This site is dedicated to the life and work of Edwin Hubert Henderson, architect (1885-1939). Henderson was Chief Architect of the Commonwealth of Australia from 1929-1939.
Henderson’s family had a sad history of mental illness.
As we know, EHH took his own life in June 1939, aged 53. He was said to be a man of nervous disposition. Clearly the stress of the Royal Commission played on his mind, together with the heavy workload and his failing eyesight – all of which combined to threaten his career.
His father, Edwin Nicholas Lindsay Henderson (ENLH) died in the Sunderland Borough Asylum, a grim Victorian mental institution, on 27 August 1916.

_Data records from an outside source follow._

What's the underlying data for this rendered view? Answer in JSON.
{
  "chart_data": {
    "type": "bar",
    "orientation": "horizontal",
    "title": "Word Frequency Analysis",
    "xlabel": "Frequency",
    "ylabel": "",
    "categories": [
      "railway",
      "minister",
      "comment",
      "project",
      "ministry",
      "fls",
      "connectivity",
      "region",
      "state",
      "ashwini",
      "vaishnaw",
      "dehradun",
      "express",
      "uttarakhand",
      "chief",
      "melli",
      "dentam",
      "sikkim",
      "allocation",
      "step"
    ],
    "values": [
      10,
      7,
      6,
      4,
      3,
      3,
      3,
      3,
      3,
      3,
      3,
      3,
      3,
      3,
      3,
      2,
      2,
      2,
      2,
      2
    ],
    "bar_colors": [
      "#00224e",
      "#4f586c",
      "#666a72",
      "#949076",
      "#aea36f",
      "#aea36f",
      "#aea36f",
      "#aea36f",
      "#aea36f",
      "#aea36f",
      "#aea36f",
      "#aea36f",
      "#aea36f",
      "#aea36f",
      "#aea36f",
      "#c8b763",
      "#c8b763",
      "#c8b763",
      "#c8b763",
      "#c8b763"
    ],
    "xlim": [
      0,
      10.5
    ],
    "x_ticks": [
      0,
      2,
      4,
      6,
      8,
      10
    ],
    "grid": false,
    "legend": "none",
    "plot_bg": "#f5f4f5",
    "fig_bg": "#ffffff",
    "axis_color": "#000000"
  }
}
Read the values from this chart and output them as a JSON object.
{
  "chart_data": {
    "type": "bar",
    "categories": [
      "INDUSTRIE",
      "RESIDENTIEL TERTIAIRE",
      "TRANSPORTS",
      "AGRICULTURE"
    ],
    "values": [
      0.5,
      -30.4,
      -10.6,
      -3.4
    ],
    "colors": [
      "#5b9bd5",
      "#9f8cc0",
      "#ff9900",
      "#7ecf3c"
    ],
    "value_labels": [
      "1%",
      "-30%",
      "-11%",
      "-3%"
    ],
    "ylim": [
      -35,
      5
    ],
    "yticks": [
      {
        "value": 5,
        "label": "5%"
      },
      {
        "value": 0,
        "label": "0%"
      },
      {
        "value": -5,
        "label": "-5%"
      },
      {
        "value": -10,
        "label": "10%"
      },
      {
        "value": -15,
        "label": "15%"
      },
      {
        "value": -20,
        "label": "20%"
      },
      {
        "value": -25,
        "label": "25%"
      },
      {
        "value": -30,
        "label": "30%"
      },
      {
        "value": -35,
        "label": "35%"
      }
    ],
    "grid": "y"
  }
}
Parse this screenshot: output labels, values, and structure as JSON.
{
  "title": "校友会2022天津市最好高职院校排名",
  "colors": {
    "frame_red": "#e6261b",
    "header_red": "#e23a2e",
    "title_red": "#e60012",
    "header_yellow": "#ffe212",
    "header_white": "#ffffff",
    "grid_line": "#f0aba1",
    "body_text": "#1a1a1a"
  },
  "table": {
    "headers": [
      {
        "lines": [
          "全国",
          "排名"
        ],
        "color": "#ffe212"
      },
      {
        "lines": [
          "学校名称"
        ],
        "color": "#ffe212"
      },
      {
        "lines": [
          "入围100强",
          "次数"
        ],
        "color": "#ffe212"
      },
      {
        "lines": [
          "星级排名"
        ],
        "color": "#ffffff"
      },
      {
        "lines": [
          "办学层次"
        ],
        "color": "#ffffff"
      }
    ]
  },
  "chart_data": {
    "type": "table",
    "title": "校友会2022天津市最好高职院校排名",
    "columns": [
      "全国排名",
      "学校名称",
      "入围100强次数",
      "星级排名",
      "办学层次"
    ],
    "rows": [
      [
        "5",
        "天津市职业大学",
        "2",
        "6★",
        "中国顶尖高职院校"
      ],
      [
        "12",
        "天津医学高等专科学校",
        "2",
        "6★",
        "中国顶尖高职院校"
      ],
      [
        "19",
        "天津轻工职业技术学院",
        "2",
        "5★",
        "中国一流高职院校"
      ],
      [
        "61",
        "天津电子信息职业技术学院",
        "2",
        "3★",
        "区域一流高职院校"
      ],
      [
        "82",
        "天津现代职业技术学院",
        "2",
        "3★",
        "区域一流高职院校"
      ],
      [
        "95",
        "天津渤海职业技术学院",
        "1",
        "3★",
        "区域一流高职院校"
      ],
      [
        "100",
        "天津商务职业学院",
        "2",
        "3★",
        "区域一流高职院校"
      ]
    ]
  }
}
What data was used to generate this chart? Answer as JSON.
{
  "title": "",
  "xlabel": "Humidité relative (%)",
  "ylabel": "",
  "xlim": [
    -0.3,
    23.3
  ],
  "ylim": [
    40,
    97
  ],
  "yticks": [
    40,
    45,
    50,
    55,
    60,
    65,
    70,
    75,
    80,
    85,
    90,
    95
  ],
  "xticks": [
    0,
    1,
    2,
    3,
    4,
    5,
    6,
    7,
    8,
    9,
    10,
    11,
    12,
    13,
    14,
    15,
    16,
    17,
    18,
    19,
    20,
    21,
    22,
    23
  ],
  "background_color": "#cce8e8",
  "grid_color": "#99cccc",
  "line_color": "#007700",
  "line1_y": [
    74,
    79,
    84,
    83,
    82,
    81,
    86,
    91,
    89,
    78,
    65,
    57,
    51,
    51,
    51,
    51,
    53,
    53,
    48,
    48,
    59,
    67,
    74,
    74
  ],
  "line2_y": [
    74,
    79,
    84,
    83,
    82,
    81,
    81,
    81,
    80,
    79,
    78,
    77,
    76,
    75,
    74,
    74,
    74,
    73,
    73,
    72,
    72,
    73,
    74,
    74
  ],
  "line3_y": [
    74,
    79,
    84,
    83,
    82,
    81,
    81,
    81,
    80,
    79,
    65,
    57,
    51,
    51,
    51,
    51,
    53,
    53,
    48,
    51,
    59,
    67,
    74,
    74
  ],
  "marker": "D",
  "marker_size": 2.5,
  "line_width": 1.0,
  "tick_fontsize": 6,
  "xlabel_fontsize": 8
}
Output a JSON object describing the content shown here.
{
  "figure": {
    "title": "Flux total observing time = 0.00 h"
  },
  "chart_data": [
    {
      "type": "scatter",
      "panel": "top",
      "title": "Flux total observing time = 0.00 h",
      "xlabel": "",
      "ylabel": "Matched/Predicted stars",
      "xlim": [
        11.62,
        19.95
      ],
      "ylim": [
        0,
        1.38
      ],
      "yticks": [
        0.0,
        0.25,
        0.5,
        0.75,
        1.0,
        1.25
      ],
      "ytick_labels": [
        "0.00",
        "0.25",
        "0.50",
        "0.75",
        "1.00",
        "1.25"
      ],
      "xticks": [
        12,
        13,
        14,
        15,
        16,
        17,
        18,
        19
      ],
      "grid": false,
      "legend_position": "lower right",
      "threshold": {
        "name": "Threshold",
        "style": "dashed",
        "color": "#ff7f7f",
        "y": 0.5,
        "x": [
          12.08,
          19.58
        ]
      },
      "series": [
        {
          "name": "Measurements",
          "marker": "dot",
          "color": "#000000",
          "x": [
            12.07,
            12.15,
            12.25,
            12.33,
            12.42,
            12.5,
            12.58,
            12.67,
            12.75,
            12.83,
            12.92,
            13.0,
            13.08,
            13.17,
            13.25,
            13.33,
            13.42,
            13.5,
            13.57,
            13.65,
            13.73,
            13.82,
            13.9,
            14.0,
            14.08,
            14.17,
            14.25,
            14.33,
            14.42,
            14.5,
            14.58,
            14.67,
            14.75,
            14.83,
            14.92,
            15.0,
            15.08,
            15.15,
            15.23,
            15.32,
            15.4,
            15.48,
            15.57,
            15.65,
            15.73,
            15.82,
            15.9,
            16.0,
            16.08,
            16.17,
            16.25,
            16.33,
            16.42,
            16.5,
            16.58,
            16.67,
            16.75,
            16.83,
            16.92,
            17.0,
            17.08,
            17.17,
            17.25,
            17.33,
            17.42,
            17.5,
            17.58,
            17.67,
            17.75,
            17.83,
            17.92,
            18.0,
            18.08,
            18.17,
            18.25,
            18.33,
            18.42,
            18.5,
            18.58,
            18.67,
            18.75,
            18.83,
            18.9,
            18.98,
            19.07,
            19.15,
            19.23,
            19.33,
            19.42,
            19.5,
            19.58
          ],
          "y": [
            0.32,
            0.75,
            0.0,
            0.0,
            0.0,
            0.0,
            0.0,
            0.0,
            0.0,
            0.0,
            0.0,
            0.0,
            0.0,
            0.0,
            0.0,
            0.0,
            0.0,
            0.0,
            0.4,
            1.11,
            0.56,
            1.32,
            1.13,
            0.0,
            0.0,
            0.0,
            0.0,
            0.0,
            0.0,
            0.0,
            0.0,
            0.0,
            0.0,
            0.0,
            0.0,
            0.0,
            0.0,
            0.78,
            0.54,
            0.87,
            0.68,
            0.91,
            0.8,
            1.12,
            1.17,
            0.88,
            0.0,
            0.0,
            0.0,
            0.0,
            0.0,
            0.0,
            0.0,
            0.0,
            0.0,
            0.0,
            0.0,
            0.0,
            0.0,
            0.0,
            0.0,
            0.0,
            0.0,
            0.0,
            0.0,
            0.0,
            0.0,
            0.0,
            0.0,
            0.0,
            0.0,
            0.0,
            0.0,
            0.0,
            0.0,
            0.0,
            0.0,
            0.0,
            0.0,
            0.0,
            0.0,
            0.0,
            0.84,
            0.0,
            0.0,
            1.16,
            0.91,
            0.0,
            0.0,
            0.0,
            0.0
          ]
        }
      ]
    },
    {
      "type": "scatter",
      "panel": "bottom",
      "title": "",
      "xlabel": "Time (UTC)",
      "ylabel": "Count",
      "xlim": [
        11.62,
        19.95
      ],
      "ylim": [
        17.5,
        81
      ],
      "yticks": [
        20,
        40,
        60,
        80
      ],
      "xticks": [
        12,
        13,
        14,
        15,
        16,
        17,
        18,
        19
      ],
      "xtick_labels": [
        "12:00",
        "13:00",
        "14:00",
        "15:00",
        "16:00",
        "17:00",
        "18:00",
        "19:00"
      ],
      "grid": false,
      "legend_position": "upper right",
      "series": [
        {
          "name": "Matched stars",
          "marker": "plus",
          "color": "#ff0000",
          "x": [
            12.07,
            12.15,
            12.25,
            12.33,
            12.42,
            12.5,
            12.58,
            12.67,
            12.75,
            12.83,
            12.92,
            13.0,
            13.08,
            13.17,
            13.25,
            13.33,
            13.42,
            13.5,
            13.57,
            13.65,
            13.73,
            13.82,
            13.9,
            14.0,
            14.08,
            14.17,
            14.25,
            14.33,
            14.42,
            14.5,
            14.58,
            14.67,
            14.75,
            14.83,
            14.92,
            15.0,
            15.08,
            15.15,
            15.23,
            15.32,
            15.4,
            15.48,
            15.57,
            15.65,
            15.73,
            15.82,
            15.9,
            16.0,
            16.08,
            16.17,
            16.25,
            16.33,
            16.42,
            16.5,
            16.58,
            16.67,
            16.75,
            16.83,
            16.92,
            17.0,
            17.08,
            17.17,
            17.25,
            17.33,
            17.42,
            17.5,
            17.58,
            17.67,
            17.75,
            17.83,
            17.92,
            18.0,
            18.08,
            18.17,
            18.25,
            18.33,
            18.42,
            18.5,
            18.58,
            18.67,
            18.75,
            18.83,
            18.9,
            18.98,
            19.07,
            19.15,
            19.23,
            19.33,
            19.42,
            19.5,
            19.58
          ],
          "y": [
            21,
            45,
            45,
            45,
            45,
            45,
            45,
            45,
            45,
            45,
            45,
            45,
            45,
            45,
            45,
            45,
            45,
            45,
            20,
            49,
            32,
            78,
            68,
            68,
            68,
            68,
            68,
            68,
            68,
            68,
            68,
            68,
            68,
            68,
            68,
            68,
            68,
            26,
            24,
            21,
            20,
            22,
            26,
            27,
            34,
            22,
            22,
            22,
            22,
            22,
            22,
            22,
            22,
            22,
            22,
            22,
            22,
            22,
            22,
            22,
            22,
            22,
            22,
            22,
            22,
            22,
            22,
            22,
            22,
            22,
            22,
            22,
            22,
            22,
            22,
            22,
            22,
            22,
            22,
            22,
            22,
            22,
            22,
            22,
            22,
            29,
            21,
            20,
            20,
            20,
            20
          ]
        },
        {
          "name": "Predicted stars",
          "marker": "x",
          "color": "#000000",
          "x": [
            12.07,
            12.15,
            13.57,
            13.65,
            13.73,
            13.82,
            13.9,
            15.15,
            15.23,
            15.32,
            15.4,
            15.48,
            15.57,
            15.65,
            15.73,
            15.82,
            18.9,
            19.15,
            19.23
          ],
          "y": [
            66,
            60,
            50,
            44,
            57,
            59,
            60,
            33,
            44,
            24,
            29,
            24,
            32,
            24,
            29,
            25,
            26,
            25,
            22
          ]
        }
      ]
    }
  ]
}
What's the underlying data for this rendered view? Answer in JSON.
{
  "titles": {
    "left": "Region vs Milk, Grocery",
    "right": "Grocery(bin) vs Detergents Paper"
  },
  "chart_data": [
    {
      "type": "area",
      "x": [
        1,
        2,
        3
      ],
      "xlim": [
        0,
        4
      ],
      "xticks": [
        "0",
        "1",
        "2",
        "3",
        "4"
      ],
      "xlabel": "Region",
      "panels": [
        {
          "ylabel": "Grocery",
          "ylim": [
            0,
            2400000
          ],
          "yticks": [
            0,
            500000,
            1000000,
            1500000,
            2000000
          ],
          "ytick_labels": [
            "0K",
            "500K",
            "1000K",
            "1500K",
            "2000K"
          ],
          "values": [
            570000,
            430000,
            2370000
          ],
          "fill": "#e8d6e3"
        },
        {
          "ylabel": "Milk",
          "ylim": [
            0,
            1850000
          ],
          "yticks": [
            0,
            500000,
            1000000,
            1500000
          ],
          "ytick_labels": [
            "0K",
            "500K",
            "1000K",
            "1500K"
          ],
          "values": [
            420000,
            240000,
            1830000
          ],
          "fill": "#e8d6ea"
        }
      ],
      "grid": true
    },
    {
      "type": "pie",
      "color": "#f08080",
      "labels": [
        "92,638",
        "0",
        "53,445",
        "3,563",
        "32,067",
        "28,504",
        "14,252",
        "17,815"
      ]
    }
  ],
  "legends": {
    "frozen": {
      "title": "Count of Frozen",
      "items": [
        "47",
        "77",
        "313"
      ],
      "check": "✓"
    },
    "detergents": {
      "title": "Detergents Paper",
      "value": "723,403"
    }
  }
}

ENLH was admitted on 20 October 2014, aged 52. The medical certificate for admission states:
Dr Martin says ‘The patient is melancholic, refuses to speak or rise out of bed’ and Agnes Henderson states the patient refuses his food, moans and shouts all night, refuses to do anything for himself
The form of illness was listed as chronic melancholia. ENLH was noted as a very hard working man of a very nervous disposition – just like his son.
The medical notes state:
The present illness commenced after the present war broke out. Then the patient began to worry a great deal about his work at the bank and had doubts about his ability to perform his duties there. He came home from the bank one night when all the hard work caused by the war was over and thought that he could do no more. Since then he has gradually become more depressed until it became necessary to send him here.
Of particular importance are the notes for the cause of illness, which is listed as “heredity – father died of senile insanity. Predisposing – climacteric D2 insane heredity A1”.
ENLH’s father was Edwin Henderson, a draper, born in Morpeth, Northumberland in 1824. The medical notes suggest that Edwin died aged 81 years in 1907 of “senile insanity”.
I will undertake more research around the possibility of heredity factors predisposing EHH to depression so serious as to lead to suicide. This medical information about his father and grandfather is certainly significant.
My thanks to the Tyne and Wear Archives for their assistance in obtaining records from the Sunderland Borough Asylum.